Basé sur des relations faussement affectives, ce schéma est couramment appelé "pig butchering", ou arnaque au "dépeçage de cochon". Le terme vient des escrocs eux-mêmes, qui qualifient leurs victimes de "cochons" qu'ils engraissent en les attirant dans de fausses relations romantiques ou amicales avant de les "dépecer" en les poussant à investir dans des mécanismes de cryptomonnaies frauduleux, puis en bloquant les fonds et en coupant tout contact .
Interpol estime par ailleurs que le terme "dépeçage de cochon" stigmatise et déshumanise les victimes, lui préférant celui d'"escroquerie aux sentiments".
• "Tirage de tapis"
"Parfois, des équipes promettent de construire un super nouveau projet. Des gens leur envoient de l'argent, investissent chez eux. Et puis, une fois qu'ils ont récolté tout l'argent, ils disent 'Merci, c'est fini' ". C'est ainsi que l'avocat Jason Gottlieb de Cohen Morrison résume les "tirage de tapis", les arnaques qui exploitent la confiance des investisseurs dans des projets légitimes en apparence, mais qui sont en réalité bidon.
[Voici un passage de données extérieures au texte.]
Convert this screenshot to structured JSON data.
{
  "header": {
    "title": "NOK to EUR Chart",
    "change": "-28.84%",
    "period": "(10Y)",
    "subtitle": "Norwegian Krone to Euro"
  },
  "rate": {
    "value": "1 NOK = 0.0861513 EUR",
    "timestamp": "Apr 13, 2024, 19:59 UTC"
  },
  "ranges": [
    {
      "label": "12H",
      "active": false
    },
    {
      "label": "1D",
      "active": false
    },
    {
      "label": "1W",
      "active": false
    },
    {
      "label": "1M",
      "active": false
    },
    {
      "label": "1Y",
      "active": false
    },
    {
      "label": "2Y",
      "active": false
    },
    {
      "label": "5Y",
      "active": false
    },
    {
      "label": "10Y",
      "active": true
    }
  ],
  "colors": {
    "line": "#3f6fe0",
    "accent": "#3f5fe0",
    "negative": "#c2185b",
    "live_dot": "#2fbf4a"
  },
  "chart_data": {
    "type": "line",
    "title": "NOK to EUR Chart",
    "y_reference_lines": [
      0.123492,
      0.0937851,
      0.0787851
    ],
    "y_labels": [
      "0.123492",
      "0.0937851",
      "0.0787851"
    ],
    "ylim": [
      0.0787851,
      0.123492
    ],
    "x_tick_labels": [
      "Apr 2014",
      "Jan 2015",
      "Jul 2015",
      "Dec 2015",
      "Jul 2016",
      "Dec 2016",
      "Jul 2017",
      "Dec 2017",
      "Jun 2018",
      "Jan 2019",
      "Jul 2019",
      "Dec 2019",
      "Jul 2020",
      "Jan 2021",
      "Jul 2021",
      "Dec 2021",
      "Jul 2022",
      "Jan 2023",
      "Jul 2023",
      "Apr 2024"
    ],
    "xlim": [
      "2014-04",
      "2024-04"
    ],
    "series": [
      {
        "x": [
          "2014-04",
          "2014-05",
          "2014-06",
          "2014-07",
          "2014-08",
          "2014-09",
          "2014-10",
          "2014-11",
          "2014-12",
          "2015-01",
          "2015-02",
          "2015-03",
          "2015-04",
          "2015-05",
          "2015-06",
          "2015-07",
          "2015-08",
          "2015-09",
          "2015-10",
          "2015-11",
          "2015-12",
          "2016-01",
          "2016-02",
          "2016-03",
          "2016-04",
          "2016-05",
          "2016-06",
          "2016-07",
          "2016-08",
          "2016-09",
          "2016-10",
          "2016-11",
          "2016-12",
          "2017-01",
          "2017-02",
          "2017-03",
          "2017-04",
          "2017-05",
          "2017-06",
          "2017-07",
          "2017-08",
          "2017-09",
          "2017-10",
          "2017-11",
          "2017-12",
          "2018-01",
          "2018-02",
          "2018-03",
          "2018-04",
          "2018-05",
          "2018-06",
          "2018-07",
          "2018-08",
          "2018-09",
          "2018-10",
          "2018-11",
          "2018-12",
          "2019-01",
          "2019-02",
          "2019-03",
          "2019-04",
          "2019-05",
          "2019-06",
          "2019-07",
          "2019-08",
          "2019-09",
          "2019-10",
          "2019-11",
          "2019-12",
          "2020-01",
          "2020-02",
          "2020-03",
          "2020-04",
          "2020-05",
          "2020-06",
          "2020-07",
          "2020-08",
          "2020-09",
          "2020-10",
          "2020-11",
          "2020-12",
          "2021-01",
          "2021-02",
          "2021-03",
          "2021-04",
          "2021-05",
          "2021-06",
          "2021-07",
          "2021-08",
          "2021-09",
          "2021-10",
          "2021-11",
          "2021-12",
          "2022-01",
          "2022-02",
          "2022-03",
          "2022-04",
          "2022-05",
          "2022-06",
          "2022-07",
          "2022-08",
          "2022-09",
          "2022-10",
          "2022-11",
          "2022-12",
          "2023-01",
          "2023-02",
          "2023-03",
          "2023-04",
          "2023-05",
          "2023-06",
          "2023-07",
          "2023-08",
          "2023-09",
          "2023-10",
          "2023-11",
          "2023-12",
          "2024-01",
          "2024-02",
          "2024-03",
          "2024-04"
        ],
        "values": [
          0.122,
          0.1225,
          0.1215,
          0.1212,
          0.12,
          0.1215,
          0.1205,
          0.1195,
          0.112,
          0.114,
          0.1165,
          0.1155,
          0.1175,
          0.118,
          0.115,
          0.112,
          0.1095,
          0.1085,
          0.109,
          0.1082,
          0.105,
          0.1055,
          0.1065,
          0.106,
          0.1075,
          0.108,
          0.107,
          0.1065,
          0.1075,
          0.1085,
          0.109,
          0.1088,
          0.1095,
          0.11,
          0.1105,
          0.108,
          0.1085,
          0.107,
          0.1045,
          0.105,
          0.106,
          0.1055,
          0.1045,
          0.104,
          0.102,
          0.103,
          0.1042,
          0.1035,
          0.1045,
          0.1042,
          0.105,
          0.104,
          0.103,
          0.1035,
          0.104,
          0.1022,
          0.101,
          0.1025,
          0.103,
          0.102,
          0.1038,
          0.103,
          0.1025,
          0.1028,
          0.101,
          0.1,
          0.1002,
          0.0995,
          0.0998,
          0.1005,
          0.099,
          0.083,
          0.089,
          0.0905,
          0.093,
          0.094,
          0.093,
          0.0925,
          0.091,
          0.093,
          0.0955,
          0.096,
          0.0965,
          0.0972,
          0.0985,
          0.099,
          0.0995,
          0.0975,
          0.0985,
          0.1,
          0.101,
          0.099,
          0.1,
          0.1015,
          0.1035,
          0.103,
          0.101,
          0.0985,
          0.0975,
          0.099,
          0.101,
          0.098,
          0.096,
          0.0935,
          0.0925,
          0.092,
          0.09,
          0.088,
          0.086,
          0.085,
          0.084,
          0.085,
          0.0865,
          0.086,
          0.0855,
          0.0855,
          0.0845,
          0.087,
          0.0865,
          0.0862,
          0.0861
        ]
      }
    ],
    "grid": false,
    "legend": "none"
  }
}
Ces escroqueries se produisent le plus souvent dans l'univers de la finance décentralisée (DeFi), caractérisée par l'absence d'intermédiaires, explique Sonia Rogez, avocate chez HSF Kramer.
Deux des "rug pull' les plus connus se sont produits en 2021 : lorsqu'un développeur s'est volatilisé avec l'équivalent de 2,7 millions de dollars qui devaient être utilisés pour financer un jeu de combat basé sur les NFT (jetons non fongibles) baptisé Evolved Apes; une cryptomonnaie baptisée "Squidcoin" avait flambé dans le sillage de la série Netflix à succès "Squid Game", avant que les initiateurs du projet ne vendent en masse, entraînant entre 2,5 et 3,5 millions de dollars de pertes.
Une version plus subtile du "rug pull" consiste à siphonner les fonds d'un investisseur sur une période prolongée en modifiant le smart contract -un code informatique censé sécuriser et automatiser les échanges sans intermédiaire- pour "empêcher la vente ou introduire des frais cachés", précise Me Rogez.
"Pump and dump"
Fréquentes dans l'environnement des "meme coins", classe d'actifs à but purement spéculatif souvent basés sur un mème Internet, les arnaques de ce type consistent à faire gonfler ("pump" en anglais) artificiellement le cours d'une cryptomonnaie pour permettre à un groupe d'initiés de vendre , ou larguer ("dump") leurs jetons de manière coordonnée, laissant les investisseurs restants avec de lourdes pertes.
Si ces pratiques, réalisables par n'importe qui (contrairement aux "rug pulls", réservés aux créateurs des projets) existent déjà sur les marchés boursiers traditionnels, elles étaient jusqu'à présent atténuées par des règles strictes imposant aux banques et courtiers de surveiller les transactions.
Mais dans l'univers crypto, les intermédiaires humains sont généralement remplacés par la blockchain, un registre décentralisé indépendant des circuits bancaires classiques.
"Si on décide de conserver ses cryptomonnaies sur un portefeuille dont on détient nous-mêmes les clés, notre niveau d'alerte doit être au maximum", prévient l'avocate Margaux Frisque. "Il faut être ultra informé, ultra préparé et ultra méticuleux parce qu'on est sa propre banque."